Generally, you'll need to restore a mongoDB database to the same computer as your mysql database. To do this you can use the mongorestore command line utility.
- Unzip the bson files in the backup.
- The directory of the bson files will become the name of the mongoDB so rename it if you want to.
- Call
mongorestore dirname/
to restore the files.
-
The
_id
column will be set to the primary key of the export table, but otherwise no indexes are added. Make sure to add your own indexes where needed after the conversion. -
You might see some tables with a double underscore (
__
) in their names. These are child tables that have been created because a table had an array or giant object column. When you encounter one of these tables you'll see a primary key consisting of_parentid
and_index
columns. The_index
column is automatically added from the array index or object key. -
There is a
_num
column added to each export table. This number starts at one and increments up and can be used to help transition to integer primary keys instead of the hex IDs that mongoDB uses. -
Since this is a command line application you should copy and paste your export command into a text file or task so that you can reproduce the export exactly between test and final exports.
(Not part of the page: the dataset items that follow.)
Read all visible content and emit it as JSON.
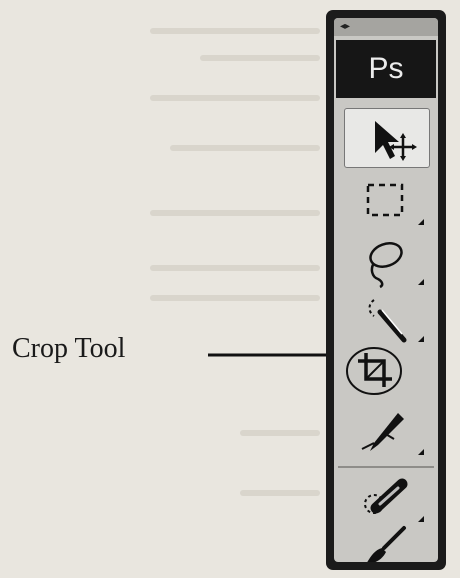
{
  "annotation": {
    "label": "Crop Tool"
  },
  "panel": {
    "logo": "Ps",
    "grip_glyph": "◂▸",
    "tools": [
      {
        "name": "move-tool",
        "icon": "move-icon",
        "active": true
      },
      {
        "name": "marquee-tool",
        "icon": "rectangular-marquee-icon"
      },
      {
        "name": "lasso-tool",
        "icon": "lasso-icon"
      },
      {
        "name": "quick-selection-tool",
        "icon": "quick-selection-icon"
      },
      {
        "name": "crop-tool",
        "icon": "crop-icon",
        "highlighted": true
      },
      {
        "name": "eyedropper-tool",
        "icon": "eyedropper-icon"
      },
      {
        "name": "healing-brush-tool",
        "icon": "healing-brush-icon"
      },
      {
        "name": "brush-tool",
        "icon": "brush-icon"
      }
    ]
  }
}
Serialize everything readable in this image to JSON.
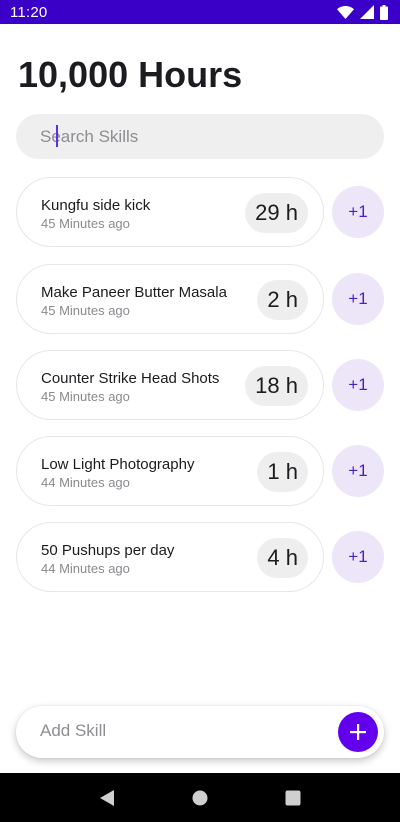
{
  "status_bar": {
    "time": "11:20",
    "icons": [
      "wifi-icon",
      "signal-icon",
      "battery-icon"
    ]
  },
  "title": "10,000 Hours",
  "search": {
    "placeholder": "Search Skills",
    "value": ""
  },
  "skills": [
    {
      "name": "Kungfu side kick",
      "time": "45 Minutes ago",
      "hours": "29 h",
      "action": "+1"
    },
    {
      "name": "Make Paneer Butter Masala",
      "time": "45 Minutes ago",
      "hours": "2 h",
      "action": "+1"
    },
    {
      "name": "Counter Strike Head Shots",
      "time": "45 Minutes ago",
      "hours": "18 h",
      "action": "+1"
    },
    {
      "name": "Low Light Photography",
      "time": "44 Minutes ago",
      "hours": "1 h",
      "action": "+1"
    },
    {
      "name": "50 Pushups per day",
      "time": "44 Minutes ago",
      "hours": "4 h",
      "action": "+1"
    }
  ],
  "add_skill": {
    "placeholder": "Add Skill",
    "value": "",
    "button_icon": "plus-icon"
  },
  "nav_bar": {
    "icons": [
      "back-icon",
      "home-icon",
      "recents-icon"
    ]
  },
  "colors": {
    "status_bar": "#3b00c8",
    "accent": "#6200ee",
    "plus_one_bg": "#ece6f8",
    "plus_one_text": "#4a1fc7",
    "search_bg": "#efeff0",
    "badge_bg": "#eeeeef"
  }
}
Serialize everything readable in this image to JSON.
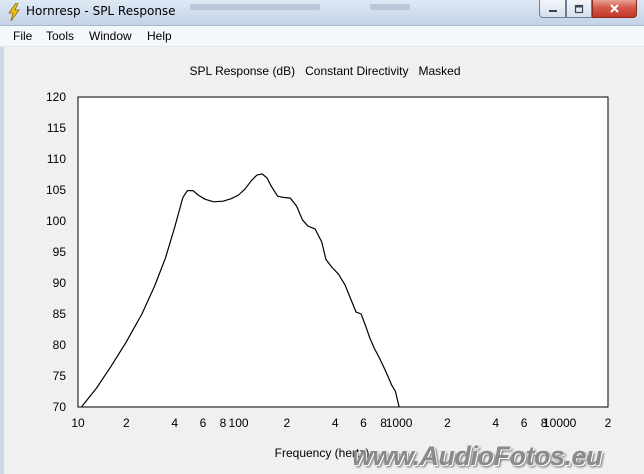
{
  "window": {
    "title": "Hornresp - SPL Response",
    "controls": {
      "minimize": "minimize",
      "maximize": "maximize",
      "close": "close"
    }
  },
  "menu": {
    "items": [
      "File",
      "Tools",
      "Window",
      "Help"
    ]
  },
  "chart_data": {
    "type": "line",
    "title": "SPL Response (dB)   Constant Directivity   Masked",
    "xlabel": "Frequency (hertz)",
    "ylabel": "",
    "x_scale": "log",
    "xlim": [
      10,
      20000
    ],
    "ylim": [
      70,
      120
    ],
    "grid": true,
    "x_tick_labels": [
      "10",
      "2",
      "4",
      "6",
      "8",
      "100",
      "2",
      "4",
      "6",
      "8",
      "1000",
      "2",
      "4",
      "6",
      "8",
      "10000",
      "2"
    ],
    "x_tick_values": [
      10,
      20,
      40,
      60,
      80,
      100,
      200,
      400,
      600,
      800,
      1000,
      2000,
      4000,
      6000,
      8000,
      10000,
      20000
    ],
    "y_tick_labels": [
      "70",
      "75",
      "80",
      "85",
      "90",
      "95",
      "100",
      "105",
      "110",
      "115",
      "120"
    ],
    "series": [
      {
        "x": [
          10.5,
          13,
          16,
          20,
          25,
          30,
          35,
          40,
          45,
          48,
          52,
          56,
          62,
          70,
          80,
          90,
          100,
          110,
          120,
          130,
          140,
          150,
          160,
          175,
          190,
          210,
          230,
          250,
          270,
          300,
          330,
          350,
          380,
          420,
          460,
          500,
          540,
          580,
          620,
          660,
          700,
          750,
          800,
          850,
          900,
          950,
          1000
        ],
        "y": [
          70,
          73,
          76.5,
          80.5,
          85,
          89.5,
          94,
          99,
          103.8,
          104.9,
          104.9,
          104.2,
          103.5,
          103.1,
          103.2,
          103.6,
          104.2,
          105.2,
          106.5,
          107.4,
          107.6,
          107,
          105.6,
          104,
          103.8,
          103.7,
          102.4,
          100.2,
          99.2,
          98.7,
          96.6,
          93.8,
          92.6,
          91.4,
          89.7,
          87.4,
          85.3,
          85,
          83,
          81,
          79.5,
          78,
          76.5,
          75,
          73.5,
          72.5,
          70
        ]
      }
    ],
    "colors": {
      "line": "#000000",
      "plot_bg": "#ffffff",
      "grid_major": "#c8c8c8",
      "grid_minor": "#e0e0e0"
    }
  },
  "watermark": {
    "text": "www.AudioFotos.eu"
  }
}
Since mongoDB is schemaless it really can give developers enough rope to hang themselves with. As such some databases may not export properly or at all. Here are some things to keep in mind.
-
Rows with two many keys won't be exported. You'll see a message printed when a row is skipped including that row's _id attribute so you can look up the row and see what's wrong.
-
The type checking isn't exhaustive at this point, but new types can be added easily.
-
Indexes aren't transferred. Make sure you add necessary indexes before processing resulting data.
-
The export does a schema check on every row of every mongoDB collection which is a way of saying this code isn't really optimized. The tool was implemented against a database with about 8 million rows and the export takes about an hour.